The set is simple. A curving back wall, a semicircular front curtain, and within this circle, a roundel of yellow cobbles. The simplicity is tellingly symbolic. Noble presents a fairy tale staging of Shakespeare's last play which reaches a satisfying "they all lived happily ever after" conclusion in a golden flow of light.
This expressionistic production presents Prospero's spiritual journey from all-powerful revenger with magical powers, to weak, forgiving mortal. For much of the play, David Calder's Prospero is full of burning resentment. He recoils from Ariel's touch and seems troubled even as he arranges the marriage of his daughter.
His irritability contrasts strongly with the portrayal of Ariel and Caliban who clearly seek the warmth and affection their master is so loathe to give. Scott Handy plays a near-naked, statuesque Ariel, eager to execute Prospero's every command. There's no anger, only an evident craving for love.
Robert Glenister's Caliban, mud-caked and moving on all fours, is both the mirror-image and antithesis of Ariel. At the end, like a small vulnerable child, he reaches for Prospero's hand, evidently longing for grace. That he will achieve it is clear from Prospero's sea-change. His affections transform to tenderness, prompted by Ariel's compassion. At the moment his enemies lie within his grasp, Calder's irascible Prospero becomes benign, and he genially reconciles himself to every character on stage.
This intelligent production contains all kinds of opportunity for student response: theatrical, moral and social. The great set pieces are challenging starting points for students' own presentations. Noble's shipwreck splendidly realises the opening stage direction "A tempestuous noise of thunder and lightning". It also shows how to ensure that the audience hears every word. Other climactic moments can fire students' own imaginative reconstructions. Ariel's harpy descends on huge scarlet wings, and Prospero echoes his condemnations. The banquet-offering shapes are headless and harmless, like mobile tea-bags. How might your students portray them?

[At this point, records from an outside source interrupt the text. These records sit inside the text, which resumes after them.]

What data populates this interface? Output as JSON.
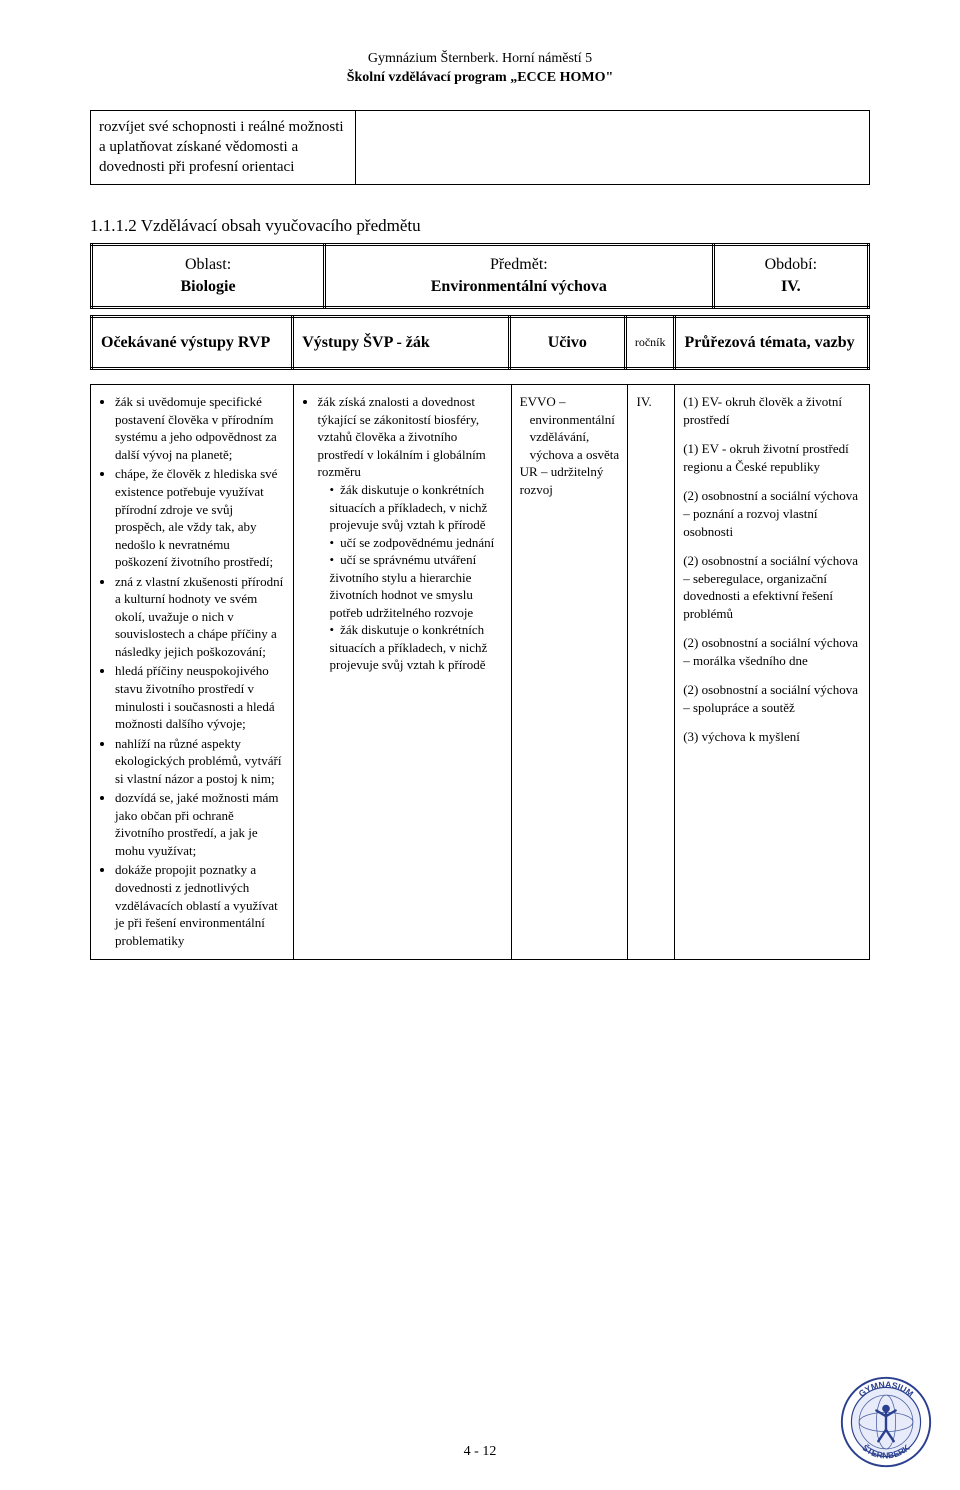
{
  "header": {
    "line1": "Gymnázium Šternberk. Horní náměstí 5",
    "line2": "Školní vzdělávací program „ECCE HOMO\""
  },
  "intro_cell": "rozvíjet své schopnosti i reálné možnosti a uplatňovat získané vědomosti a dovednosti při profesní orientaci",
  "section_heading": "1.1.1.2 Vzdělávací obsah vyučovacího předmětu",
  "overview": {
    "c1_label": "Oblast:",
    "c1_value": "Biologie",
    "c2_label": "Předmět:",
    "c2_value": "Environmentální výchova",
    "c3_label": "Období:",
    "c3_value": "IV."
  },
  "colhdr": {
    "c1": "Očekávané výstupy RVP",
    "c2": "Výstupy ŠVP - žák",
    "c3": "Učivo",
    "c4": "ročník",
    "c5": "Průřezová témata, vazby"
  },
  "col_widths": {
    "c1": "26%",
    "c2": "28%",
    "c3": "15%",
    "c4": "6%",
    "c5": "25%"
  },
  "content": {
    "col1_items": [
      "žák si uvědomuje specifické postavení člověka v přírodním systému a jeho odpovědnost za další vývoj na planetě;",
      "chápe, že člověk z hlediska své existence potřebuje využívat přírodní zdroje ve svůj prospěch, ale vždy tak, aby nedošlo k nevratnému poškození životního prostředí;",
      "zná z vlastní zkušenosti přírodní a kulturní hodnoty ve svém okolí, uvažuje o nich v souvislostech a chápe příčiny a následky jejich poškozování;",
      "hledá příčiny neuspokojivého stavu životního prostředí v minulosti i současnosti a hledá možnosti dalšího vývoje;",
      "nahlíží na různé aspekty ekologických problémů, vytváří si vlastní názor a postoj k nim;",
      "dozvídá se, jaké možnosti mám jako občan při ochraně životního prostředí, a jak je mohu využívat;",
      "dokáže propojit poznatky a dovednosti z jednotlivých vzdělávacích oblastí a využívat je při řešení environmentální problematiky"
    ],
    "col2_main": "žák získá znalosti a dovednost týkající se zákonitostí biosféry, vztahů člověka a životního prostředí v lokálním i globálním rozměru",
    "col2_sub": [
      "žák diskutuje o konkrétních situacích a příkladech, v nichž projevuje svůj vztah k přírodě",
      "učí se zodpovědnému jednání",
      "učí se správnému utváření životního stylu a hierarchie životních hodnot ve smyslu potřeb udržitelného rozvoje",
      "žák diskutuje o konkrétních situacích a příkladech, v nichž projevuje svůj vztah k přírodě"
    ],
    "col3": {
      "line1": "EVVO –",
      "line2": "environmentální vzdělávání, výchova a osvěta",
      "line3": "UR – udržitelný rozvoj"
    },
    "col4": "IV.",
    "col5_paragraphs": [
      "(1) EV- okruh člověk a životní prostředí",
      "(1) EV - okruh životní prostředí regionu a České republiky",
      "(2) osobnostní a sociální výchova – poznání a rozvoj vlastní osobnosti",
      "(2) osobnostní a sociální výchova – seberegulace, organizační dovednosti a efektivní řešení problémů",
      "(2) osobnostní a sociální výchova – morálka všedního dne",
      "(2) osobnostní a sociální výchova – spolupráce a soutěž",
      "(3) výchova k myšlení"
    ]
  },
  "footer": "4 - 12",
  "logo": {
    "top_text": "GYMNASIUM",
    "bottom_text": "ŠTERNBERK",
    "ring_stroke": "#2a3f8f",
    "globe_fill": "#e8ecf5",
    "globe_stroke": "#4a5fa0",
    "figure_color": "#2a3f8f"
  },
  "colors": {
    "text": "#000000",
    "bg": "#ffffff",
    "border": "#000000"
  }
}
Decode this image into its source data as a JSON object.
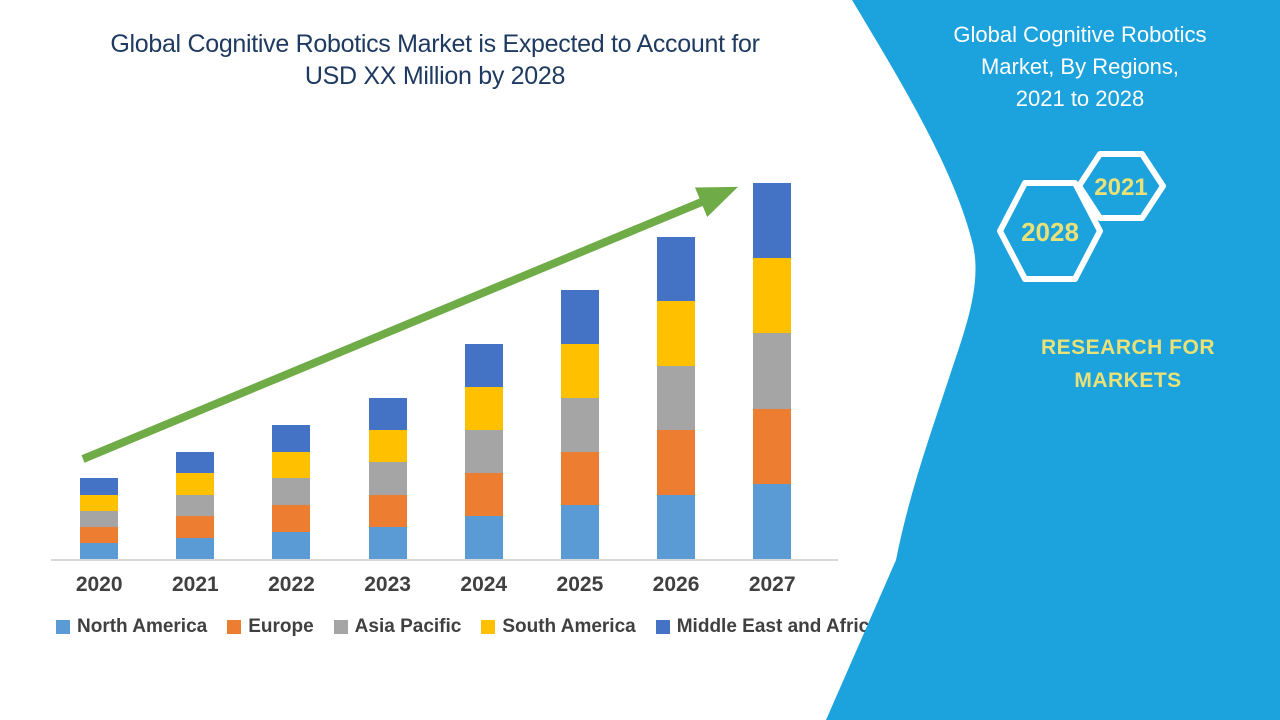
{
  "main": {
    "title_lines": [
      "Global Cognitive Robotics Market is Expected to Account for",
      "USD XX Million by 2028"
    ]
  },
  "chart_data": {
    "type": "bar",
    "stacked": true,
    "title": "Global Cognitive Robotics Market is Expected to Account for USD XX Million by 2028",
    "xlabel": "",
    "ylabel": "",
    "y_axis_shown": false,
    "grid": false,
    "legend_position": "bottom",
    "categories": [
      "2020",
      "2021",
      "2022",
      "2023",
      "2024",
      "2025",
      "2026",
      "2027"
    ],
    "series": [
      {
        "name": "North America",
        "color": "#5B9BD5",
        "values": [
          0.6,
          0.8,
          1.0,
          1.2,
          1.6,
          2.0,
          2.4,
          2.8
        ]
      },
      {
        "name": "Europe",
        "color": "#ED7D31",
        "values": [
          0.6,
          0.8,
          1.0,
          1.2,
          1.6,
          2.0,
          2.4,
          2.8
        ]
      },
      {
        "name": "Asia Pacific",
        "color": "#A5A5A5",
        "values": [
          0.6,
          0.8,
          1.0,
          1.2,
          1.6,
          2.0,
          2.4,
          2.8
        ]
      },
      {
        "name": "South America",
        "color": "#FFC000",
        "values": [
          0.6,
          0.8,
          1.0,
          1.2,
          1.6,
          2.0,
          2.4,
          2.8
        ]
      },
      {
        "name": "Middle East and Africa",
        "color": "#4472C4",
        "values": [
          0.6,
          0.8,
          1.0,
          1.2,
          1.6,
          2.0,
          2.4,
          2.8
        ]
      }
    ],
    "stack_totals": [
      3,
      4,
      5,
      6,
      8,
      10,
      12,
      14
    ],
    "values_note": "No numeric axis is shown (values masked as 'USD XX Million'); series values are relative units estimated from bar heights, all five regions equal per year",
    "annotations": [
      "green upward trend arrow from 2020 bar to 2027 bar"
    ]
  },
  "right_panel": {
    "title_lines": [
      "Global Cognitive Robotics",
      "Market, By Regions,",
      "2021 to 2028"
    ],
    "hexagons": [
      {
        "label": "2028"
      },
      {
        "label": "2021"
      }
    ],
    "brand_lines": [
      "RESEARCH FOR",
      "MARKETS"
    ],
    "colors": {
      "background": "#1CA2DC",
      "text": "#FFFFFF",
      "accent": "#EAE178"
    }
  },
  "colors": {
    "arrow": "#6FAC47",
    "axis_line": "#D9D9D9",
    "axis_text": "#404040",
    "title_text": "#1F3A60"
  }
}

A host of moral issues for student discussion centres on revenge and forgiveness, nature and nurture. Students may feel that Noble too heavily loads the dice in favour of mercy, by making the villains so obviously ineffectual. And the harmony of the ending, with happiness ahead for all, will prompt argument: is it a mere directional, liberal-humanist fiction? What is a just balance between punishment and pardon?
The production will certainly spark student exploration of social and political issues, most notably colonialism. Noble's island is timeless and placeless. His characters speak and enact the language of domination and submission, but the question of their modern relevance is left open. Caliban wears neck and leg fetters, but little sense of the play as a critique of colonialism comes through. But this is the strength of the production. Its open theatricality invites creative dissent from students as they suggest and enact their own alternative interpretations.